APTransco’s proposal to buy out three gas-based private power plants is facing a political block

Hyderabad: APTransco’s proposal to buy out three gas-based private power plants — Lanco, GVK Phase I and Spectrum Energy — is facing a political block. Instead of buying these plants for about Rs 300 crore, the power utility may have to pay Rs 1,500 crore to refurbish them.

Modernisation would increase the cost per mega-watt of power, which will ultimately be passed on to consumers. The three projects are already past their half life. APTransco has completely paid off the capital cost of the projects.

The Power Purchase Agreements of these three plants are nearing closure. APTransco has no mandate to extend the agreements. The agreement with GVK Phase I (216 MW) is ending in June 2015, Lanco (368 MW) in December 2015, and Spectrum (208 MW) in March 2016.

The life span of these plants is 35 years. On the date their respective agreements end, they would have completed 18 years of operation. Internally, the cost for Lanco has been worked out to be Rs 120 crore, GVK Rs 130 crore, and Spectrum Rs 82 crore.

While APTransco had worked out the cost for buying the three projects, which together generate about 800 MW, the power utility which is under pressure from various quarters has asked project managements to make renovation and modernisation proposals. A source in Spectrum Power confirmed that the company had received the RNM notice.

If the revised proposals are accepted, it would mean that APTransco will have to spend a huge amount on capital cost of the plants for 10 to 15 years. APTransco has already paid for these costs for 10 years.

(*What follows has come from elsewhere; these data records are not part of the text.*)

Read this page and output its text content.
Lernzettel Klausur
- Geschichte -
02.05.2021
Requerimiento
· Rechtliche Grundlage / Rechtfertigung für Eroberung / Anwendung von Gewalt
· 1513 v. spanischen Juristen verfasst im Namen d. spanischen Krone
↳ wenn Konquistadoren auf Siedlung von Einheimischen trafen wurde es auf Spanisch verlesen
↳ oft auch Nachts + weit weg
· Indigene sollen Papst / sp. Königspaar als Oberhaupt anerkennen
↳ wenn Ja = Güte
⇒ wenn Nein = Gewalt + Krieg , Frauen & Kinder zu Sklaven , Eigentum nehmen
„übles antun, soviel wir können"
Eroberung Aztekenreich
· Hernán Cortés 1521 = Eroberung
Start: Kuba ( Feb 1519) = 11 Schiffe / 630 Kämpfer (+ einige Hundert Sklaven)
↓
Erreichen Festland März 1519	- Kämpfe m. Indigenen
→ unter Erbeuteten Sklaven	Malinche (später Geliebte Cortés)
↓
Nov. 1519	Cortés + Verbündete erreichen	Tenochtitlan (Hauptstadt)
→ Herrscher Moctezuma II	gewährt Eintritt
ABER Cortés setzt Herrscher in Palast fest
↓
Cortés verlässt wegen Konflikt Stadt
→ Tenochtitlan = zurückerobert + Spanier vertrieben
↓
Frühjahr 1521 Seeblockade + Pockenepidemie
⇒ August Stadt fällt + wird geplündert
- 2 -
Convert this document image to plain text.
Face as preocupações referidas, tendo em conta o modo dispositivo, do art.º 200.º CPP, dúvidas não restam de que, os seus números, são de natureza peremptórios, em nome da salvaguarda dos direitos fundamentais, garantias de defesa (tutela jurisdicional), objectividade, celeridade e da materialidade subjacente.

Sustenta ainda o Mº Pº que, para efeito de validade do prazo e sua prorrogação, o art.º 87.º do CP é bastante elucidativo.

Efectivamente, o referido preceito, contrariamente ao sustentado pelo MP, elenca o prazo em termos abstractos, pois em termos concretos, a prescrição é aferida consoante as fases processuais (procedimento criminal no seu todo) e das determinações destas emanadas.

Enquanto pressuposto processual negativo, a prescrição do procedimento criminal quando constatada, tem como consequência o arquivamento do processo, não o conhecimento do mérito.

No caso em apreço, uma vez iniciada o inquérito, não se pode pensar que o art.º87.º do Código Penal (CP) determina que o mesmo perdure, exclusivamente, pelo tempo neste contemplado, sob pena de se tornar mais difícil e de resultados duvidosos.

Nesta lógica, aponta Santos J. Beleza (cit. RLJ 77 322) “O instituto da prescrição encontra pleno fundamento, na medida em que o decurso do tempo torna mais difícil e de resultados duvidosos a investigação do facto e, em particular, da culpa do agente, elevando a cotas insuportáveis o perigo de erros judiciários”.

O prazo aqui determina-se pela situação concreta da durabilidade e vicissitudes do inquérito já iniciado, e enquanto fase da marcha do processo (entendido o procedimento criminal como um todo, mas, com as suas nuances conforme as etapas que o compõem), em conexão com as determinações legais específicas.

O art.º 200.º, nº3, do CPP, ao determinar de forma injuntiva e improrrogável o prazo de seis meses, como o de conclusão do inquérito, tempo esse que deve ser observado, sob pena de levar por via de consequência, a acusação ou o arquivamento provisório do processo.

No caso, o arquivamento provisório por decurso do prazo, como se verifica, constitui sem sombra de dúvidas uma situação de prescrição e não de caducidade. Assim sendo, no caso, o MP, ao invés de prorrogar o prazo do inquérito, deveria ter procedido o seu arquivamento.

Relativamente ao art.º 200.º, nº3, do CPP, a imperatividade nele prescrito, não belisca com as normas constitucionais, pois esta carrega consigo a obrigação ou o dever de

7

For renovation, the entire plant needs to be re-structured as the old machines being used are of the 1970 vintage. While the cost of acquiring the three power plants as worked out by APTransco internally is to the tune of Rs 330 crore, the RNM proposals may be as high as Rs 400 crore to Rs 500 crore for each of the plants, totalling about Rs 1,500 crore.

In case of an extension, APTransco will have to bear the additional cost of modernised machinery and plant restructuring. There is the possibility that the RNM proposals can be turned down. But insiders say that if APTransco intended to buy over these plants, which are just through their half-life, it could have been done so by not asking for new proposals.

“It is not possible to modernise a plant unless it is completely modified. That means escalation of cost of each MW of power produced with the new machinery. However, since APTransco has the option to purchase the plants without asking for an RNM, there is no obligation to extend the term of agreement, the extension is being attempted under political pressure,” said a higly-placed source.